Financial support may play a role in reducing DV, as Leslie and Wilson (2020) found that after an initial increase in DV calls to 911 following the onset of the pandemic, rates decreased concurrent with the release of CARES Act checks. The pandemic’s effects on unemployment particularly affected women, with women losing almost one million more jobs than men (The Center for American Progress, 2021) and two times as many women as men reporting becoming unemployed during the COVID-19 pandemic due to a lack of childcare (Modestino, 2020). Women of color, who experience higher risk of DV (Smith et al., 2017), were disproportionately impacted by unemployment (Bureau of Labor Statistics, 2023). In one study, survivors of DV during the pandemic identified financial strains as a risk factor for DV and reported financial dependence on their partner; however, survivors who received government support reported greater confidence in the likelihood of leaving their abuser (Lyons & Brewer, 2021).

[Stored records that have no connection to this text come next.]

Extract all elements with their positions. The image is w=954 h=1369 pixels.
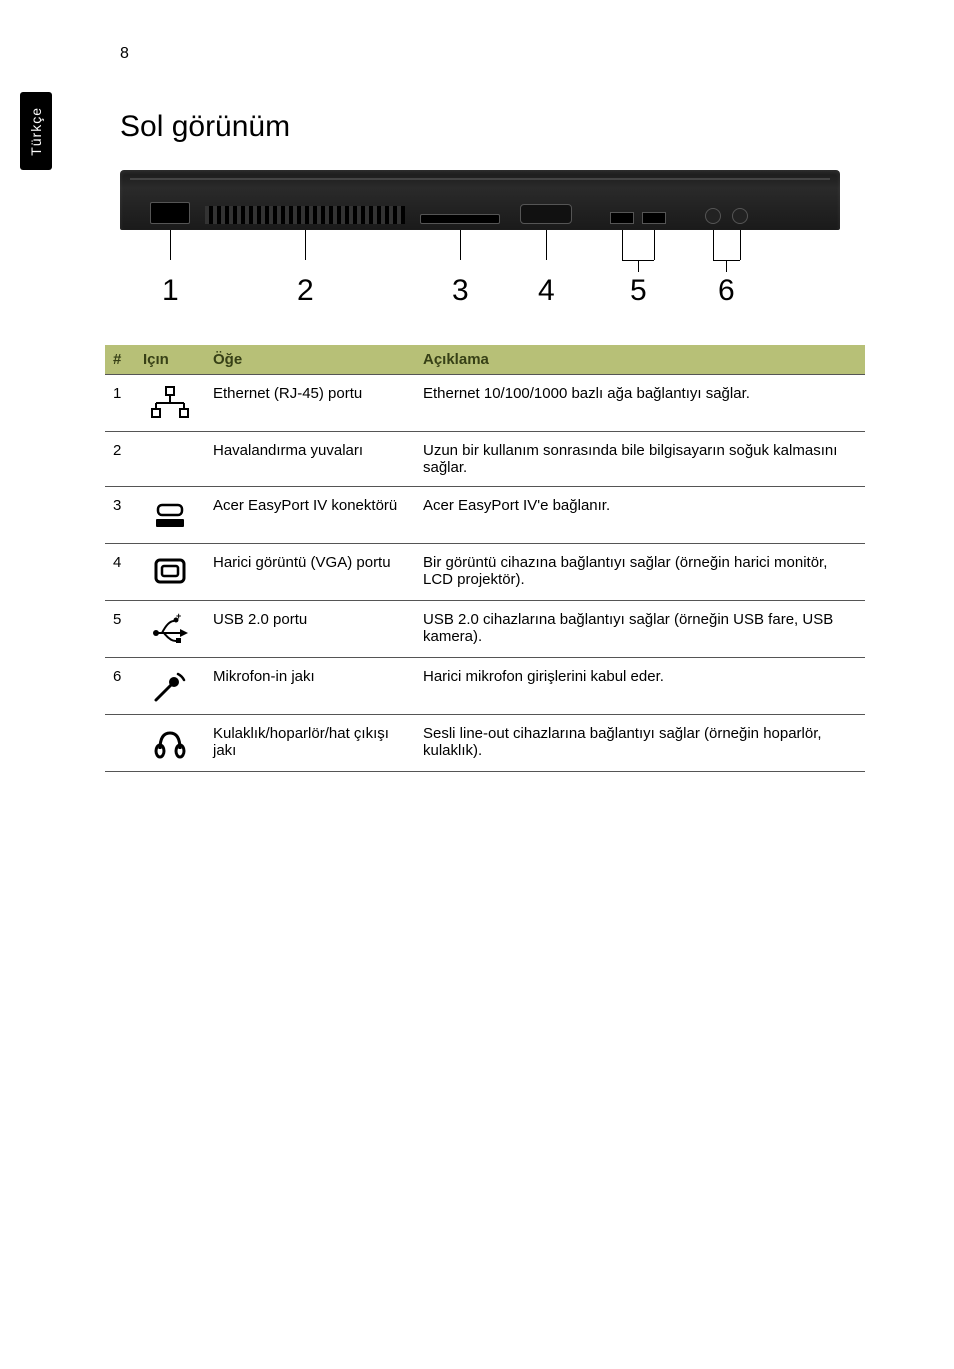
callout-number: 5: [630, 274, 647, 308]
row-item: Kulaklık/hoparlör/hat çıkışı jakı: [205, 715, 415, 772]
table-row: 3 Acer EasyPort IV konektörü Acer EasyPo…: [105, 487, 865, 544]
header-num: #: [105, 345, 135, 375]
ethernet-icon: [135, 375, 205, 432]
vga-port-shape: [520, 204, 572, 224]
row-num: 4: [105, 544, 135, 601]
row-num: 3: [105, 487, 135, 544]
language-tab-label: Türkçe: [28, 107, 44, 156]
table-row: 1 Ethernet (RJ-45) portu Ethernet 10/100…: [105, 375, 865, 432]
ports-table: # Içın Öğe Açıklama 1 Ethernet (RJ-45) p…: [105, 345, 865, 772]
callout-lines: 1 2 3 4 5 6: [120, 230, 840, 310]
header-oge: Öğe: [205, 345, 415, 375]
table-row: 5 + USB 2.0 portu USB 2.0 cihazlarına ba…: [105, 601, 865, 658]
microphone-icon: [135, 658, 205, 715]
usb-port-shape: [610, 212, 634, 224]
callout-number: 1: [162, 274, 179, 308]
vent-shape: [205, 206, 405, 224]
laptop-left-view-figure: 1 2 3 4 5 6: [120, 170, 840, 310]
callout-number: 2: [297, 274, 314, 308]
row-desc: Acer EasyPort IV'e bağlanır.: [415, 487, 865, 544]
usb-icon: +: [135, 601, 205, 658]
row-num: 2: [105, 432, 135, 487]
table-header-row: # Içın Öğe Açıklama: [105, 345, 865, 375]
row-num: 5: [105, 601, 135, 658]
table-row: Kulaklık/hoparlör/hat çıkışı jakı Sesli …: [105, 715, 865, 772]
usb-port-shape: [642, 212, 666, 224]
row-desc: Bir görüntü cihazına bağlantıyı sağlar (…: [415, 544, 865, 601]
header-icin: Içın: [135, 345, 205, 375]
language-tab: Türkçe: [20, 92, 52, 170]
callout-number: 6: [718, 274, 735, 308]
row-item: Harici görüntü (VGA) portu: [205, 544, 415, 601]
easyport-icon: [135, 487, 205, 544]
row-desc: Harici mikrofon girişlerini kabul eder.: [415, 658, 865, 715]
headphone-icon: [135, 715, 205, 772]
row-desc: USB 2.0 cihazlarına bağlantıyı sağlar (ö…: [415, 601, 865, 658]
rj45-port-shape: [150, 202, 190, 224]
header-aciklama: Açıklama: [415, 345, 865, 375]
empty-icon: [135, 432, 205, 487]
row-item: Mikrofon-in jakı: [205, 658, 415, 715]
audio-jack-shape: [705, 208, 721, 224]
page-number: 8: [120, 45, 129, 63]
row-desc: Sesli line-out cihazlarına bağlantıyı sa…: [415, 715, 865, 772]
vga-icon: [135, 544, 205, 601]
callout-number: 3: [452, 274, 469, 308]
row-num: 1: [105, 375, 135, 432]
row-num: [105, 715, 135, 772]
row-item: USB 2.0 portu: [205, 601, 415, 658]
svg-text:+: +: [176, 611, 181, 621]
row-item: Ethernet (RJ-45) portu: [205, 375, 415, 432]
table-row: 4 Harici görüntü (VGA) portu Bir görüntü…: [105, 544, 865, 601]
row-num: 6: [105, 658, 135, 715]
row-desc: Uzun bir kullanım sonrasında bile bilgis…: [415, 432, 865, 487]
table-row: 2 Havalandırma yuvaları Uzun bir kullanı…: [105, 432, 865, 487]
row-desc: Ethernet 10/100/1000 bazlı ağa bağlantıy…: [415, 375, 865, 432]
laptop-side-illustration: [120, 170, 840, 230]
row-item: Acer EasyPort IV konektörü: [205, 487, 415, 544]
table-row: 6 Mikrofon-in jakı Harici mikrofon giriş…: [105, 658, 865, 715]
section-heading: Sol görünüm: [120, 110, 290, 144]
row-item: Havalandırma yuvaları: [205, 432, 415, 487]
callout-number: 4: [538, 274, 555, 308]
audio-jack-shape: [732, 208, 748, 224]
easyport-shape: [420, 214, 500, 224]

Increasing access to shelters and alternative housing may be an additional target for intervention. During the pandemic, the CARES Act provided $2 million for the National Domestic Violence Hotline and $45 million for family violence shelter grants. Nonetheless, the capacity of shelters became strained during the pandemic, indicating additional need for resources (Emezue, 2020). Technological innovations to communicate with survivors are of particular importance during a pandemic, such as phone, chat, text, video, and web-based communication and online safety planning apps, as face-to-face interactions with survivors become a danger to DV service providers (Moffitt et al., 2020). Targeting risk factors at the institutional, community, and societal levels is also important. This may include strengthening emergency response capacities, and increasing access to support services, affordable housing or shelters, safety planning, legal assistance, and health care systems (Dutton et al., 2015), in a manner that is responsive to demographic differences and disparities in the burden of DV and FDV.

Limitations

This study is subject to limitations. Definitions and protocols regarding documentation of DV varied between jurisdictions. We used law enforcement data; however, survivors report just over half of all DV incidents to police (Reaves, 2017), and survivors’ proximity to abusers during the pandemic may have depressed reporting, particularly since the overwhelming majority of DV suspects are not at the scene when police arrive (Campbell et al., 2020), potentially indicating that survivors wait until the abuser has left to contact law enforcement. Examining law enforcement data in combination with DV service provider and DV restraining order data may strengthen our understanding of trends in reported DV and FDV during the pandemic. Our results may not generalize to other cities as our data set was limited to those with sufficient information to identify DV and FDV incidents; these cities may differ from those who do not provide such data. Our sample was restricted to cities; results may differ in rural areas, where law enforcement response time may be a barrier to reporting, as well as ownership of pets or livestock (Barrett et al., 2018). The Los Angeles data portal solely recorded DV for simple and aggravated assaults, excluding homicide. RRs should not be interpreted as the absolute risk of FDV.

Conclusion

The association between the onset of the COVID-19 pandemic and DV, FDV, and FDV as a proportion of DV varied across five US cities, with decreases in reported DV and increases in reported FDV and the proportion of DV incidents that involved firearms observed in three cities. Findings demonstrate the importance of examining crime rates jurisdictionally to avoid aggregation bias and studying FDV specifically. Moreover, rather than relying on information on statewide or national trends, policymakers, practitioners, and stakeholders should use community-based data to inform their understanding of local needs.